Please take a look at the following Canadian royalty stocks that currently have dividend yields of up to 8%-plus.
Freehold Royalties stock
Freehold Royalties Ltd. (TSX:FRU) is a Canadian oil and gas company that’s engaged in the production and development of oil and natural gas. The trust’s objective is to “deliver growth and lower risk attractive returns to shareholders over the long term”.
One way that Freehold does this is through its large and diversified portfolio of royalty assets. In fact, Freehold has interests in more than 18,000 producing wells from over 380 industry operators. Freehold incurs none of the operating costs or capital investment expenses. It simply receives a percentage of production.
This business model has served Freehold Royalties and its shareholders well. For example, in the last three years, Freehold’s annual dividend has increased 500% to $0.36 per share. This represents a compound annual growth rate (CAGR) of 82%. Also, Freehold Royalties stock has been paying a dividend for two decades. Currently, its dividend yield is a very generous 8.1%.
Labrador Iron Ore
The income of Labrador Iron Ore Royalty Corp. (TSX:LIF.A) is entirely dependent on the Iron Ore Company of Canada (IOC) – Canada’s largest iron ore producer. IOC owns mining leases and licenses covering 18,200 hectares of land near Labrador City, from which Labrador Iron Ore Royalty collects a 7% royalty.
Iron ore is primarily used to make steel. Therefore, it’s a commodity that is and will likely continue to be essential to industrialized worlds. The price of iron ore has fallen almost 50% from its 2021 highs. Yet it’s still over 70% higher than five years ago.

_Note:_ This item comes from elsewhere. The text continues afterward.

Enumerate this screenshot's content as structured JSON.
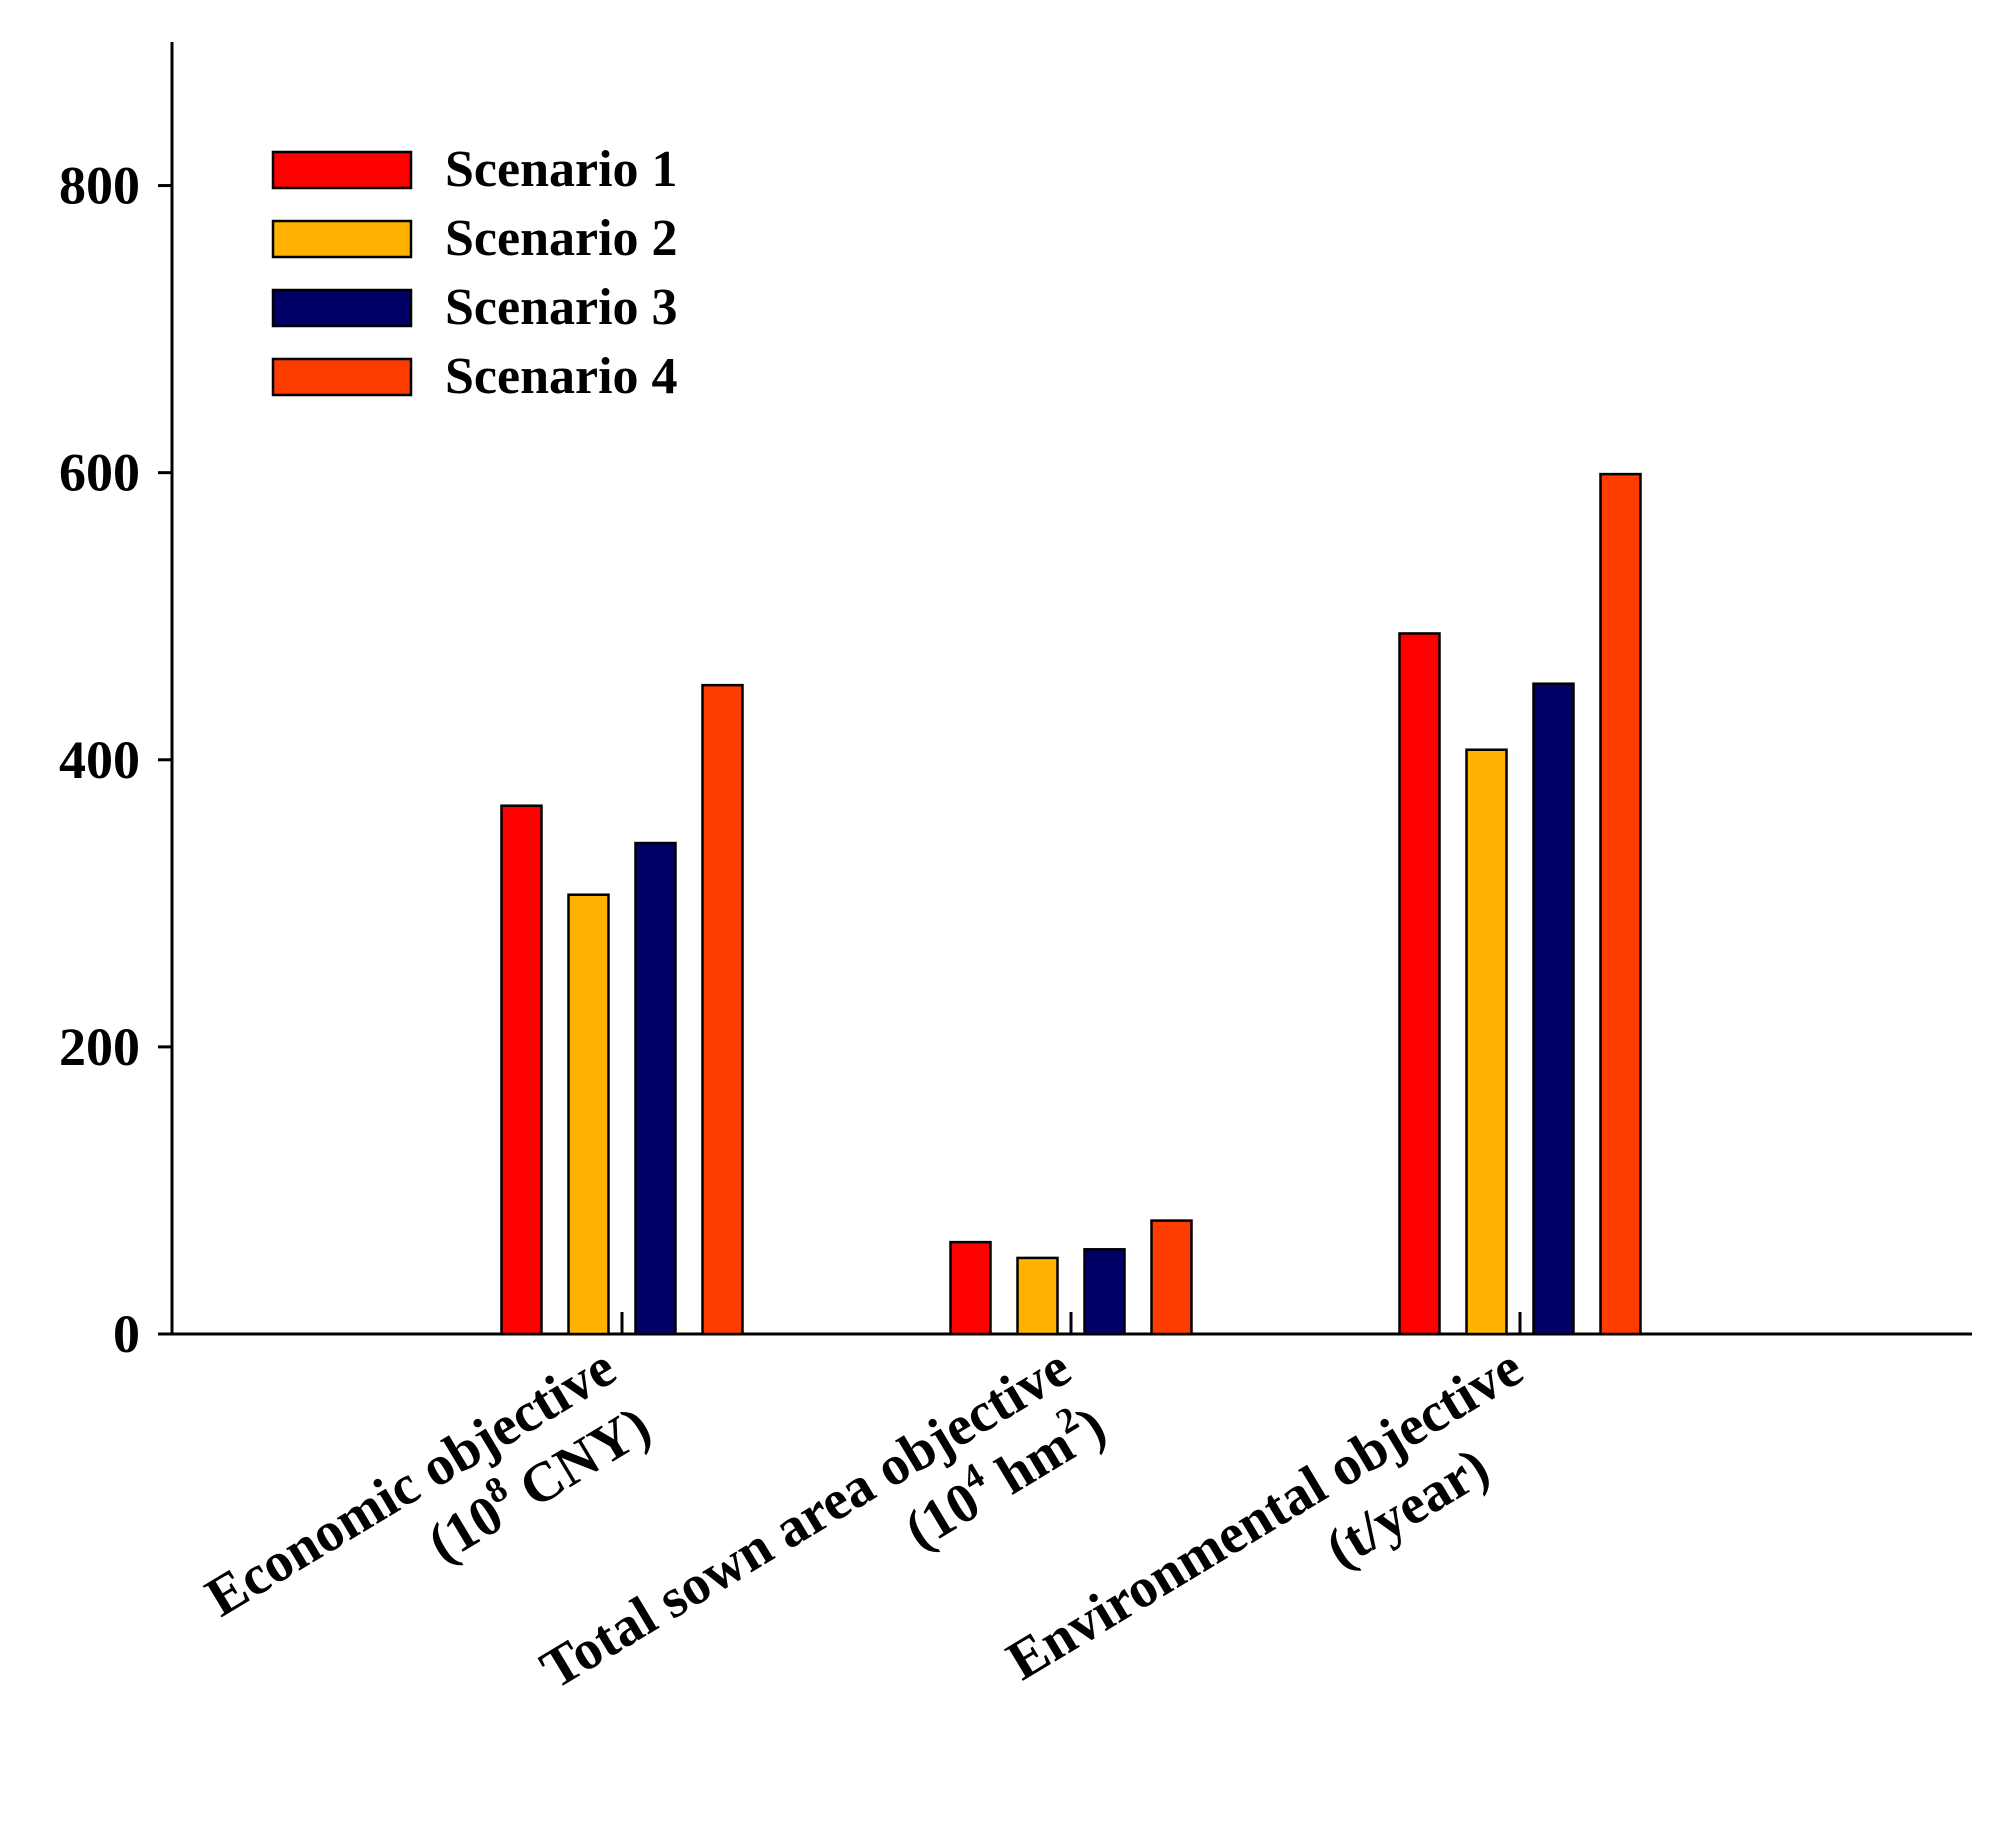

Furthermore, the price of Labrador’s pellets, which sell at a premium, continues to show strength throughout the cycle.
Labrador Iron Ore Royalty has fared well over the last decade. It has, in fact, provided its shareholders with outsized returns as well as an attractive risk profile. With regard to dividends, the trust has paid out approximately $27 in dividends per share over the last decade. Also, its stock price has rallied over 42% over this same time period. Currently, Labrador Iron Ore Royalty is yielding a very juicy 8.26%
Pizza Pizza Royalty
Pizza Pizza dominates the pizza quick service restaurant segment in Ontario. It also has locations across Canada, from the west to the east. It has been a staple in its segment for many years now, with a leading position in a mature business. Thus, Pizza Pizza Royalty Corp. (TSX:PZA) is characterized by its high dividend yield. It’s also characterized by its low debt and steady cash flows throughout the years.
The current dividend yield for Pizza Pizza’s stock is 6%. This yield is backed by steady cash flows, in a business that is quite reliable and steady. In fact, Pizza Pizza is in an especially good spot right now as consumers are gravitating toward less expensive options for all of their expenditures, including food.
In conclusion, while I like all three of these royalty stocks, I think that Labrador Iron Ore Royalty is the most compelling.